Подпольный обком действует | страница 29
— Слышь, хлопец, — прервал, наконец, свое молчание старик, — тут шагах, мабуть, в сотне убитый солдат лежит. Шинель на нем, дуже добра шинель. Чем так дрожать, пойди сыми.
Продолжая жевать, я отрицательно покачал головой.
Старик вопросительно взглянул на меня:
— Не нравится? Э-эх!
Он встал и пошел за ту скирду, где я пролежал ночь и утро. Вернувшись, он притащил грязную и поразительно драную шинелишку.
— Не хочешь с мертвого, може, моей не побрезгуешь? Бери, хлопец, спасай жизнь.
Шинель была разодрана чуть не до ворота. Я наступил на полу, разорвал ее до конца. Одну половину накинул на плечи, другую разделил еще надвое, обмотал кусками ноги.
Старики следили за моими действиями без слов. Я тоже не пытался продолжать разговор. Куда уж мне: зуб на зуб не попадал, руки, ноги — все дрожало. Одежда после вчерашнего купанья еще не обсохла.
Обмундировавшись таким образом, я поднялся, простился со стариками и поплелся к лесу.
— Эй, хлопец! — кликнул меня старик.
Я обернулся.
— Дай те бог!.. Оружье-то у тебя есть?
Я утвердительно кивнул.
— Ну, так раньше, чем помрешь, може, хоть одного нимця приголубишь. Ну, чего стал? Давай-давай, хоть не зря помирай!

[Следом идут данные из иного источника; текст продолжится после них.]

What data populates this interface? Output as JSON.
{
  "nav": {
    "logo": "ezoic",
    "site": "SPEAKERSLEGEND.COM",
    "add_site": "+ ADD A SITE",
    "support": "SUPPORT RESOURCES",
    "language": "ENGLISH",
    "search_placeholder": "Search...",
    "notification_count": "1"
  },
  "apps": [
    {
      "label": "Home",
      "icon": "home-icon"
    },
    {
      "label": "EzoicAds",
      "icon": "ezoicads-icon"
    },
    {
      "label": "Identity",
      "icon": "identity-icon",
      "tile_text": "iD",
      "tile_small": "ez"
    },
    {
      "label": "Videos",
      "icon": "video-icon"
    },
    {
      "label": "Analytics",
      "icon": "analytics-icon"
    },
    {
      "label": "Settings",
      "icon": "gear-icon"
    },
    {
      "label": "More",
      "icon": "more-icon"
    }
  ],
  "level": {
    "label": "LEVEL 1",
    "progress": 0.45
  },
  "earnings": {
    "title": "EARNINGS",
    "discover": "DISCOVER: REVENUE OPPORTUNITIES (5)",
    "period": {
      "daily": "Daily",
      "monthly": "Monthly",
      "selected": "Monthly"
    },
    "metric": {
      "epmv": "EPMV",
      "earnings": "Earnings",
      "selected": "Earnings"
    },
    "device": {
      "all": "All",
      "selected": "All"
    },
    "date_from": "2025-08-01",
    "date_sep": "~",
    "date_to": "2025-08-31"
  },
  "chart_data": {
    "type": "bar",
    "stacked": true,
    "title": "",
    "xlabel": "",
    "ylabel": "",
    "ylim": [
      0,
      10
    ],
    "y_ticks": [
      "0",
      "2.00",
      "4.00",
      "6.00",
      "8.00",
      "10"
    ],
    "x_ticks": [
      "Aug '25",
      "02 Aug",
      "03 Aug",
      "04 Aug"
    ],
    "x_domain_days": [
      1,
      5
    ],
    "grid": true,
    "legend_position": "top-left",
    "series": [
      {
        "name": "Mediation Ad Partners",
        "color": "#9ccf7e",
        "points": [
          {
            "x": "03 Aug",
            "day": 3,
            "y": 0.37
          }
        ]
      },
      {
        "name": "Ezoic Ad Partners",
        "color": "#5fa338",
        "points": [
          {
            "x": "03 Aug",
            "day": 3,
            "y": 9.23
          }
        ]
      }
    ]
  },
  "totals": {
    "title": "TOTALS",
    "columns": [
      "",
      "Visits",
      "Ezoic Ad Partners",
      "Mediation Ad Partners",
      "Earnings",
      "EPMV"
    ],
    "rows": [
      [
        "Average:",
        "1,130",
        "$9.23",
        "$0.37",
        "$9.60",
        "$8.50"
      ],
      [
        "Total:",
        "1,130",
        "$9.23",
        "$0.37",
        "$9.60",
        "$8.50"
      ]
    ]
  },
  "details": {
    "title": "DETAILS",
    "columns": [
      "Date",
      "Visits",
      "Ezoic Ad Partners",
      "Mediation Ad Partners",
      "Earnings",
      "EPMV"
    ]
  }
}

На опушке леса маячили какие-то человеческие фигуры. Думалось, что то русские люди. Очень бы хотелось снова встретиться с лейтенантом, со всей группой, что вчера потерял. Справа, метрах в пятистах, располагалось небольшое село.
По полю от села бежала девочка, босая, в одном платье. Она бежала во весь дух и кричала:
— А-а, а-а-а!
Увидев меня, она резко остановилась шагах в пяти и перестала кричать. Я тоже остановился. Это была маленькая, белобрысая крестьянская девочка лет девяти. Она глядела на меня широко раскрытыми глазами.
Я шагнул к ней, протянул руку, хотел потрепать по головке. Она отступила на шаг, губы ее дрогнули.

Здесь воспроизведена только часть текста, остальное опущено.